Minimal HAL code (polling + simple debounce)
#include "stm32f1xx_hal.h" // change series to match your MCU
#define BTN_GPIO_Port GPIOA
#define BTN_Pin GPIO_PIN_0 // your chosen pin
#define LED_GPIO_Port GPIOC
#define LED_Pin GPIO_PIN_13 // e.g., Nucleo LED
static uint32_t lastChange = 0;
static uint8_t stable = 1, prev = 1; // active-low input
int main(void) {
HAL_Init();
__HAL_RCC_GPIOA_CLK_ENABLE();
__HAL_RCC_GPIOC_CLK_ENABLE();
// Button as input with internal pull-up
GPIO_InitTypeDef gi = {0};
gi.Pin = BTN_Pin;
gi.Mode = GPIO_MODE_INPUT;
gi.Pull = GPIO_PULLUP; // <-- enables internal pull-up
HAL_GPIO_Init(BTN_GPIO_Port, &gi);
// LED output (for testing)
gi.Pin = LED_Pin;
gi.Mode = GPIO_MODE_OUTPUT_PP;
gi.Pull = GPIO_NOPULL;
gi.Speed = GPIO_SPEED_FREQ_LOW;
HAL_GPIO_Init(LED_GPIO_Port, &gi);
while (1) {
uint8_t raw = HAL_GPIO_ReadPin(BTN_GPIO_Port, BTN_Pin); // 1 = released, 0 = pressed
uint32_t now = HAL_GetTick();
// 10 ms debounce
if (raw != prev) { prev = raw; lastChange = now; }
if (now - lastChange > 10 && raw != stable) {
stable = raw;
if (stable == 0) { // on press
HAL_GPIO_TogglePin(LED_GPIO_Port, LED_Pin);
}
}
}
}
Interrupt (EXTI) version (no polling)
Configure the pin as EXTI on falling edge (active-low press), then handle it in the callback.
// Enable clock as above…
// Configure EXTI on BTN pin (falling edge)

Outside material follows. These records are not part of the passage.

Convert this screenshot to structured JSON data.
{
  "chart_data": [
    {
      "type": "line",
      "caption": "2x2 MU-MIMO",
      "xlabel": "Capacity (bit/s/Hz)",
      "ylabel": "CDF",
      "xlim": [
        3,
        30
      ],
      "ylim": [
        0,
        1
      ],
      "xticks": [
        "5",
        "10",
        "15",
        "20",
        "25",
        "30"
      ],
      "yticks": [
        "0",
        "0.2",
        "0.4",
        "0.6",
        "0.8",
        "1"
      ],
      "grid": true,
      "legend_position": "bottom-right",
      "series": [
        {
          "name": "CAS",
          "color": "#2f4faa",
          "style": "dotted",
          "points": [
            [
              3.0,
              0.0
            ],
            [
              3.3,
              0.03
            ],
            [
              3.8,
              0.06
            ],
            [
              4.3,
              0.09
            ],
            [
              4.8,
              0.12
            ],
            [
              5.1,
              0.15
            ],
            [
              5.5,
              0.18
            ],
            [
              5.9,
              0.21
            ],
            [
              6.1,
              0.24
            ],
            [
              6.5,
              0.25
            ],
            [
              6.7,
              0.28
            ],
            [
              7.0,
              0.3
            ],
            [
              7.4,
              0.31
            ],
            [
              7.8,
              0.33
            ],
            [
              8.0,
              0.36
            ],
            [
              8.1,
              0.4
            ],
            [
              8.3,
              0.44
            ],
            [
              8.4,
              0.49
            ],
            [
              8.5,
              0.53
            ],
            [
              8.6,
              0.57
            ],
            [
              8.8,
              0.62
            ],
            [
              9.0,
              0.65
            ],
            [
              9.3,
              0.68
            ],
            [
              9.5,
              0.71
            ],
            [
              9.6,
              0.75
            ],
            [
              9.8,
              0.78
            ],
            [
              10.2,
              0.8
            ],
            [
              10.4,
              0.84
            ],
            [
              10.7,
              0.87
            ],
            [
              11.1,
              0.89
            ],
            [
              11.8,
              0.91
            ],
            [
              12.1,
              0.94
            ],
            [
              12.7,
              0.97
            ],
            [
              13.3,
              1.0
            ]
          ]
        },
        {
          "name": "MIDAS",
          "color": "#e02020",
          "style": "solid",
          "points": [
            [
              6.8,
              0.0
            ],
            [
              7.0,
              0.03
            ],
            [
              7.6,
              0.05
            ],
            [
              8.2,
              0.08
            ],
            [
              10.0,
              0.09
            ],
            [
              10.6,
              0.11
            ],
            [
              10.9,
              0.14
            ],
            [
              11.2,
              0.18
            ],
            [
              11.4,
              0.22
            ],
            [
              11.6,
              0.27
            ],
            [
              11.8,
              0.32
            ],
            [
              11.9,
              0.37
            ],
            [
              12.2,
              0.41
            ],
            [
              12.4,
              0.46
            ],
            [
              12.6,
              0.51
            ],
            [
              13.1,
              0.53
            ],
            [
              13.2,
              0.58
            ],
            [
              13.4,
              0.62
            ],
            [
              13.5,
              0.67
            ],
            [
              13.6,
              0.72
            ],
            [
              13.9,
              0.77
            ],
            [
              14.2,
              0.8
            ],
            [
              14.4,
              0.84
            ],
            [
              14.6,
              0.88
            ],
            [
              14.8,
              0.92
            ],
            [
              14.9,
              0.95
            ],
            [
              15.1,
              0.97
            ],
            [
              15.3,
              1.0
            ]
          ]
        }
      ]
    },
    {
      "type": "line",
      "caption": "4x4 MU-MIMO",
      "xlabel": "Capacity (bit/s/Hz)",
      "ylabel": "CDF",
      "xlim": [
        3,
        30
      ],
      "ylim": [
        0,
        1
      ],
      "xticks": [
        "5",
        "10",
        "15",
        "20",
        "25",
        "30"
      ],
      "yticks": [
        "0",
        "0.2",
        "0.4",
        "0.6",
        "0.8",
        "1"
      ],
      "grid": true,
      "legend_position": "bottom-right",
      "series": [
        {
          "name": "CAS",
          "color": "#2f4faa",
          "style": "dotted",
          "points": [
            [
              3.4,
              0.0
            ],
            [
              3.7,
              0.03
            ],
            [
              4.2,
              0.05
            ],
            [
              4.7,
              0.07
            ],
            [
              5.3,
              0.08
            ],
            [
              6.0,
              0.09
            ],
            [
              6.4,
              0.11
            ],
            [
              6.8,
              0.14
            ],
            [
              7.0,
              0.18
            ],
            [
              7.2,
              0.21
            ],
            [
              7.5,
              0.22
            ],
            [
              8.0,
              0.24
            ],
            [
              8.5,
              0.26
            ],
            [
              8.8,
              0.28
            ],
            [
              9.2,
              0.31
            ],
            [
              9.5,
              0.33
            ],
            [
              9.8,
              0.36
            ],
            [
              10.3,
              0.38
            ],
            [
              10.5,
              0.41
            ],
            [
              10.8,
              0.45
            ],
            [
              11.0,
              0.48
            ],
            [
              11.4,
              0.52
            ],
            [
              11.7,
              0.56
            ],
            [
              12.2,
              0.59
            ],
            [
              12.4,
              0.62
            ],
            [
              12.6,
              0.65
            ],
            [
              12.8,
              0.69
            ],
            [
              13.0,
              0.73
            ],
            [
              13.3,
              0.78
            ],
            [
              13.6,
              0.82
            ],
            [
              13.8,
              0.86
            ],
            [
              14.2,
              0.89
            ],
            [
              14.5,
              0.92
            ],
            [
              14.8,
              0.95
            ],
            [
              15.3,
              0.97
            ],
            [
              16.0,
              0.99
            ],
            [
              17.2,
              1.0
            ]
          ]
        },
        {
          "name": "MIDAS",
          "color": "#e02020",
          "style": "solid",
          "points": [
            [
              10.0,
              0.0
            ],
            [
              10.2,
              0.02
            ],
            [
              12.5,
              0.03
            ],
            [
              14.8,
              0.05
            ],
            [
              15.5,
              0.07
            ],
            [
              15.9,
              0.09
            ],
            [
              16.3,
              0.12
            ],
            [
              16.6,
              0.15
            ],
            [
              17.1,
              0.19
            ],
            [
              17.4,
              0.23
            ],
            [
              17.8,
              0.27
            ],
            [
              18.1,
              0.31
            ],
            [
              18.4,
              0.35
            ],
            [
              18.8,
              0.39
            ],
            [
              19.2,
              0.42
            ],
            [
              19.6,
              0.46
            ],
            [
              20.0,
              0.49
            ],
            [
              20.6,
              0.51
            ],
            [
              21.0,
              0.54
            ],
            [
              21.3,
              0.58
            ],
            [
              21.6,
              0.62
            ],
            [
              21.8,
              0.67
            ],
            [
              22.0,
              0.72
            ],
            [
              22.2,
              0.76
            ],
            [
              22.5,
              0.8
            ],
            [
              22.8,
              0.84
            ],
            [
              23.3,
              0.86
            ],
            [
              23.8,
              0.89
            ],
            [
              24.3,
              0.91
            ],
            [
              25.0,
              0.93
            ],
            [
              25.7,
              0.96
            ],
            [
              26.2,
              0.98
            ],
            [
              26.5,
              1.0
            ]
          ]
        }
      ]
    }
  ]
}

GPIO_InitTypeDef gi = {0};
gi.Pin = BTN_Pin;
gi.Mode = GPIO_MODE_IT_FALLING; // interrupt on press (to GND)
gi.Pull = GPIO_PULLUP;
HAL_GPIO_Init(BTN_GPIO_Port, &gi);
// Enable NVIC for the correct EXTI line
HAL_NVIC_SetPriority(EXTI0_IRQn, 5, 0); // if BTN_Pin is PA0
HAL_NVIC_EnableIRQ(EXTI0_IRQn);
// IRQ handler (provided by HAL templates)
void EXTI0_IRQHandler(void) { HAL_GPIO_EXTI_IRQHandler(BTN_Pin); }
// HAL callback (debounce light with timestamp if needed)
void HAL_GPIO_EXTI_Callback(uint16_t pin) {
static uint32_t last = 0;
if (pin == BTN_Pin) {
uint32_t now = HAL_GetTick();
if (now - last > 10) { // 10 ms debounce
HAL_GPIO_TogglePin(LED_GPIO_Port, LED_Pin);
last = now;
}
}
}
Pick the correct EXTI IRQ for your pin (e.g., EXTI0 for Px0, EXTI1 for Px1, …, EXTI15_10 for Px10–Px15). On many Nucleo boards the user button is PC13, which uses EXTI15_10.
Practical tips
- Debounce: 5–20 ms is typical. Use either the RC shown above or software (or both for long cables).
- Long leads / noisy environments: add the 100 Ω series resistor and 0.1 µF to GND at the MCU side; run GND and signal as a twisted pair.
- Multiple buttons: give each its own pin; you can share the same pull-up and debounce separately in software.
- Pin choice: any GPIO with EXTI works; avoid pins with special boot functions unless you know their state at reset.